Not surprisingly, the “church militant” took on a more militaristic tone during the Crusades, and it’s that tone of militancy and triumphalism that some conservative Catholic elements have embraced, turning the personal spiritual warfare of the church militant into an excuse for an adversarial, politicized, right-wing Catholicism. The flagship of the movement is the ChurchMilitant.com web site run by Michael Voris, which rails against “globalism, immigration, social-welfare programs and abortion,” while depicting an “existential war against radical Islam,” with a healthy dose of anti-Semitism.

And in case that sounds ready-made for the Trump era, it is. As BuzzFeed reported shortly after the election, Steve Bannon, Trump’s chief strategist, addressed a Vatican conference in 2014 extolling Church militant themes. Bannon, who is Catholic, talked about a Judeo-Christian west that is “in crisis,” a “crisis both of our church, a crisis of our faith, a crisis of the West, a crisis of capitalism”:

And we’re at the very beginning stages of a very brutal and bloody conflict, of which if the people in this room, the people in the church, do not bind together and really form what I feel is an aspect of the church militant, to really be able to not just stand with our beliefs, but to fight for our beliefs against this new barbarity that’s starting, that will completely eradicate everything that we’ve been bequeathed over the last 2,000, 2,500 years.

The “new barbarity” Bannon was talking about includes state-sponsored, crony capitalism lacking the Judeo-Christian values that makes good old-fashioned capitalism such a bastion of fairness and prosperity, which, he assured his audience, was what Pope Francis was really talking about when he criticized capitalism. The other elements are the “immense secularization of the west” and “jihadist Islamic fascism.” Or, it would seem, capitalism without religion, society without religion, and, the wrong kind of religion.

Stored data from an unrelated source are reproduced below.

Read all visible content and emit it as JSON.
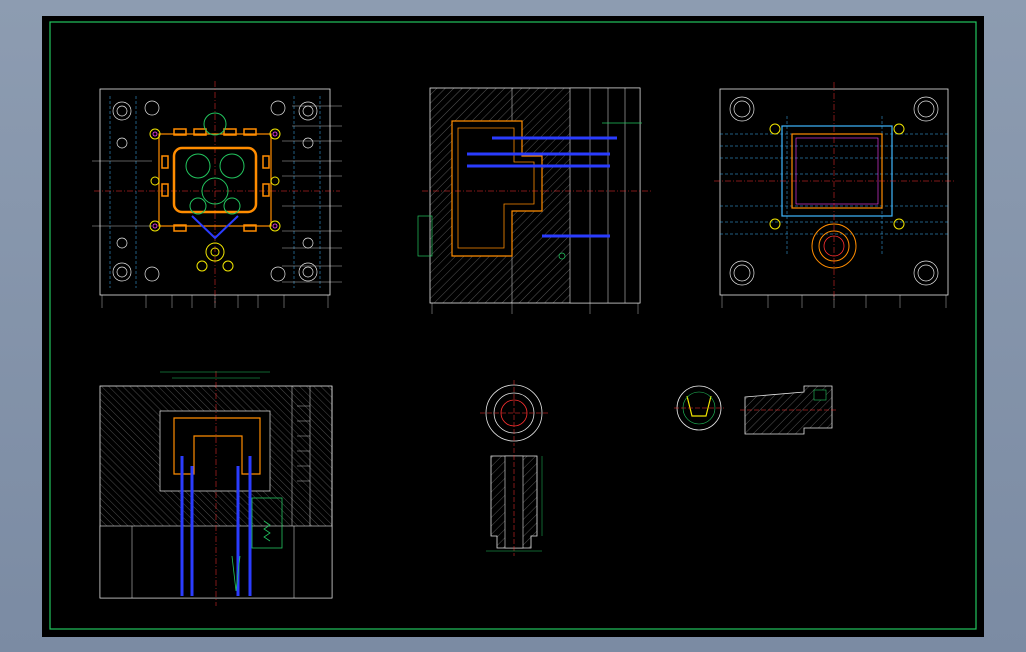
{
  "window": {
    "background_color": "#8595ad",
    "sheet_color": "#000000",
    "frame_color": "#22c55e"
  },
  "drawing": {
    "view_captions": [
      "",
      "",
      "",
      "",
      "",
      ""
    ],
    "note_text": ""
  },
  "colors": {
    "outline": "#e6e6e6",
    "centerline": "#ff3030",
    "cavity": "#ff8c00",
    "yellow": "#f2e600",
    "green": "#22c55e",
    "cyan": "#3fb7ff",
    "blue": "#2a3cff",
    "magenta": "#ff40ff"
  }
}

The answer, according to Bannon and other self-described church militants, is an engaged, reawakened Christian West willing to fight for its values against both Godless secularism and Islam. Technically, the Catholic Church put the concept of the “church militant” to rest in 1992, when Pope John Paul approved a catechism that replaced it with the term “pilgrims on earth.” But that’s obviously a little too peaceful for Bannon and Voris and their followers. They’re building on a strain of right-wing Catholicism that’s been percolating in the United States since 2009’s Manhattan Declaration, a form of militant, mutated Catholicism/evanglical Christianity that’s just itching to pick a culture war with the secular left under the rubric of protecting the True Faith.

What’s most disturbing about the Church Militant movement is not only the suggestion that Catholicism is a religion of confrontation, but also its potential to mobilize conservative Catholics to support slashes in immigration and social welfare policies, limit civil and religious rights for Muslims, and turn the public sector over to the private in the name of promoting godly capitalism… all behind a fig-leaf of Judeo-Christian values as scant as the grants distributed by Trump’s foundation.

As the Rev. John Pawlikowski of the Catholic Theological Union told the Times about the radicalizing potential of the church militant, “If the Trump election baptizes this stuff as more authentic Catholic teaching, that would be a disaster.”